Ha pronunciato due parole di troppo, parlando di cannabis di questi tempi, anzi tre: «legalizzazione», «laicità» e «intelligenza». E ha scatenato un putiferio che ancora ieri non accennava a placarsi. Anche se il ministro di Giustizia Andrea Orlando si augura di vedere trasferito il dibattito in Parlamento: «Lo seguirò con grande attenzione», ha detto ieri.

Il più duro è il forzista Maurizio Gasparri che conia il refrain subito adottato da tutto l’arco proibizionista: «È fuori dalle sue competenze», declinato pure in «invasione di campo della magistratura nella politica»: «A distanza di 24 ore emerge ancora di più la pericolosità e la pochezza di Raffaele Cantone», dice il vicepresidente del Senato chiedendo le dimissioni del presidente dell’Anticorruzione.

Sì, perché Cantone ieri è tornato a spiegare perché ha cambiato idea («quando i miei figli sono cresciuti», ha detto al Corriere della Sera) sulla legalizzazione della cannabis, mettendo «in discussione quella che per me era una certezza, senza se e senza ma»: «C’è un dato che nessuno riesce a mettere in discussione: le politiche proibizioniste non sono riuscite assolutamente a sradicare il fenomeno», ha affermato, aggiungendo a mo’ di esempio la notizia comparsa ieri sul manifesto riguardante l’avvio della vendita legalizzata e controllata di marijuana a Zurigo. I dubbi restano, dice Cantone, soprattutto quello sulla «tutela della salute», «io mi sono limitato a esprimerli perché su questa questione bisogna evitare il dibattito ideologico e trovare una legislazione che possa ridurre il danno, trovare meccanismi che evitino che i ragazzi si avvicinino alle droghe e soprattutto che comincino a utilizzare droghe ben peggiori».

Una posizione «amorale e devastante», secondo Gasparri che la contrappone a quella di «un magistrato ben più valoroso e serio come il procuratore di Catanzaro, Nicola Gratteri, che da massimo esperto nella lotta al narcotraffico ha ribadito quanto sarebbe illusorio e sbagliato legalizzare la cannabis perché non scalfirebbe i guadagni della criminalità».

Aspettando di toccare con mano i risultati delle grandi lotte al narcotraffico, è il sottosegretario agli Esteri, Benedetto Della Vedova, promotore dell’intergruppo Cannabis Legale, a rispondere via Fb al procuratore di Catanzaro. «Gratteri afferma che la quota del giro d’affari della cannabis sarebbe “ridicola”, intorno al 5% del totale del traffico.
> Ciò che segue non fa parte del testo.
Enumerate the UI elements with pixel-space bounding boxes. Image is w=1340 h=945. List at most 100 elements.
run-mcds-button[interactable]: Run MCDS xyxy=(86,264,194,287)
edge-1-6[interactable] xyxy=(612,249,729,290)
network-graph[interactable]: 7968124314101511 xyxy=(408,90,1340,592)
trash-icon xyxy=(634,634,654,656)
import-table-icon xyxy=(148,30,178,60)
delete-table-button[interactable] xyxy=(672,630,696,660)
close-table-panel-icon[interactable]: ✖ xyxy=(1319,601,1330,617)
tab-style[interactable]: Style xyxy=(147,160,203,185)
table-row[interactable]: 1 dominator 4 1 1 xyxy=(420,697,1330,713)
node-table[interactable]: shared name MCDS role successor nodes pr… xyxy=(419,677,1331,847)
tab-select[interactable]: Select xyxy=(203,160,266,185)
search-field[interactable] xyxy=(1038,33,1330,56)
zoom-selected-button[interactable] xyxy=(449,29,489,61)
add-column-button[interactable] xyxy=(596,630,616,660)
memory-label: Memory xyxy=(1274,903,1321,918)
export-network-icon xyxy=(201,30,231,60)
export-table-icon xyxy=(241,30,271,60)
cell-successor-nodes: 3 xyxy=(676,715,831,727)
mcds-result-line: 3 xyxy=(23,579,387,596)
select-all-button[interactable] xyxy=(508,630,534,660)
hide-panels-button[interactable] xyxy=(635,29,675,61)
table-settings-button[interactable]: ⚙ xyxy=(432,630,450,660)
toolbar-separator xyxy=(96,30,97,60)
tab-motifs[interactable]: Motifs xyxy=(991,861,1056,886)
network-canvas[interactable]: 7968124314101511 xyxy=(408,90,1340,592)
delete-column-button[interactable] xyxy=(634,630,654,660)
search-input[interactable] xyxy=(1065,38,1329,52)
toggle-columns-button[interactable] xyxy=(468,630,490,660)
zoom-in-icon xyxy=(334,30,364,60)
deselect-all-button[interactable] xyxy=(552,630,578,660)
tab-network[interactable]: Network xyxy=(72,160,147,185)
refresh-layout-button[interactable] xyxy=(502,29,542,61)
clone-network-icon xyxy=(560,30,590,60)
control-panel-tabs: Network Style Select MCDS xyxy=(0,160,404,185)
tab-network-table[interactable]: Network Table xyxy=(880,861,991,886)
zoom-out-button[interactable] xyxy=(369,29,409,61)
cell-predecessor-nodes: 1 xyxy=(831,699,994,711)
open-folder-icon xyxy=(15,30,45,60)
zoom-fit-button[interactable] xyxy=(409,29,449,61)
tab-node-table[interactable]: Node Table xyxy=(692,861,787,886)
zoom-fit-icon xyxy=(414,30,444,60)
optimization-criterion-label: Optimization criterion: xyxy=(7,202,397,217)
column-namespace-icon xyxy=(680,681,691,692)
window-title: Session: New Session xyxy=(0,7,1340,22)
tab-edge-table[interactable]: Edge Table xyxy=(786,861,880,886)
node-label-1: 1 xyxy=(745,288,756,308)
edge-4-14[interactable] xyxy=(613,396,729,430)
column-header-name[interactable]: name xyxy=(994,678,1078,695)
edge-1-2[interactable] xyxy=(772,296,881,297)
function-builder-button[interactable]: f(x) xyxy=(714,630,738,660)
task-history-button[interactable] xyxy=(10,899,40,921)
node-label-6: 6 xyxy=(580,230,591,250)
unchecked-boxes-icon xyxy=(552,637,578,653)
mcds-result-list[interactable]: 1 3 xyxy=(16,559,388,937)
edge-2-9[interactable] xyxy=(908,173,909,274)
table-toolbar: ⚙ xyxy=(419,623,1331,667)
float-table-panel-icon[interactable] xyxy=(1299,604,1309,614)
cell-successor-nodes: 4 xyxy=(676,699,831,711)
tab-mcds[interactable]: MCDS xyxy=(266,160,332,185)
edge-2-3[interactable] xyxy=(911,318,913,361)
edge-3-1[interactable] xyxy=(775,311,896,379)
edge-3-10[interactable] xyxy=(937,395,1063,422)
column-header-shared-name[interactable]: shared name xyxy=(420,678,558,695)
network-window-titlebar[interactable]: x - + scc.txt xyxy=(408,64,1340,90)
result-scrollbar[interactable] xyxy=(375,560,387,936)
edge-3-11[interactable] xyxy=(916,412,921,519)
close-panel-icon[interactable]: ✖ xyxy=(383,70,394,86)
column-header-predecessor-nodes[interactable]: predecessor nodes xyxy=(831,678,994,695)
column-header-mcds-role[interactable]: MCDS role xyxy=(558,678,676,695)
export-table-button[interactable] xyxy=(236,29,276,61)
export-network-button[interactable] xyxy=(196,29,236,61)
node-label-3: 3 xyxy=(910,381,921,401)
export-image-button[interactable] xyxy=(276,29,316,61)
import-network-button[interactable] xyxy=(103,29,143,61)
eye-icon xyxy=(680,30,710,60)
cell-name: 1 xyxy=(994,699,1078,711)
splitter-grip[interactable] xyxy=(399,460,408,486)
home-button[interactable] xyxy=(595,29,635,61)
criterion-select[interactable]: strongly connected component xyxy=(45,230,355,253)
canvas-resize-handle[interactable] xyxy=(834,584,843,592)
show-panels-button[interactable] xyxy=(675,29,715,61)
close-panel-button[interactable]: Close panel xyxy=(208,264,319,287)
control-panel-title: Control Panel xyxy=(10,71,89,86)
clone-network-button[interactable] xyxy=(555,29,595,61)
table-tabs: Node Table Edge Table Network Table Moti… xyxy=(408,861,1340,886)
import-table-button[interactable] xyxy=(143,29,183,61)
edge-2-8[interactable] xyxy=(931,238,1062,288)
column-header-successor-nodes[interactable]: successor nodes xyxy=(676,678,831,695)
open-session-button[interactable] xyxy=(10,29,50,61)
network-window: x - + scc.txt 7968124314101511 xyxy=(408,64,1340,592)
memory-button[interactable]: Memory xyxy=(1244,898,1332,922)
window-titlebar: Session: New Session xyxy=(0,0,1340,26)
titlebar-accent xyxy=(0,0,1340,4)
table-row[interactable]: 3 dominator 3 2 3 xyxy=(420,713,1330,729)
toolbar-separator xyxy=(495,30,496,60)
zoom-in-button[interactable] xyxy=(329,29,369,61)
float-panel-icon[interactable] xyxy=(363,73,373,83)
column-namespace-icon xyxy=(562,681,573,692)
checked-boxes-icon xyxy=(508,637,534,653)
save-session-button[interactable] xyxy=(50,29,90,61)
Possiamo sapere quale sia la fonte di questi dati? – scrive Della Vedova – Perché a noi, che cerchiamo di studiare al meglio la questione da qualche decennio risultano dati assai diversi. Come quelli forniti dalla Dna, ad esempio». O dallo «studio di Carla Rossi (pubblicato su Current Drugs Abuse Reviews, 2013) in cui si stima in 22,5 miliardi il mercato complessivo degli stupefacenti in Italia, di cui 12 miliardi di cocaina e 7,1 miliardi di cannabis: un terzo del totale». Un mercato peraltro in aumento, e tutt’altro che «ridicolo», che «alimenta la corruzione e inquina l’economia legale».

Della Vedova, ricordando che «a novembre in cinque stati Usa, tra cui la California, si terrà un referendum sulla legalizzazione della cannabis – come riferisce al manifesto – e che in caso di vittoria salirà a un quarto, la popolazione statunitense che vive con una legislazione antiproibizionista», chiede a Gratteri: «Stati Uniti, Canada o Svizzera non sono forse democrazie compiute?»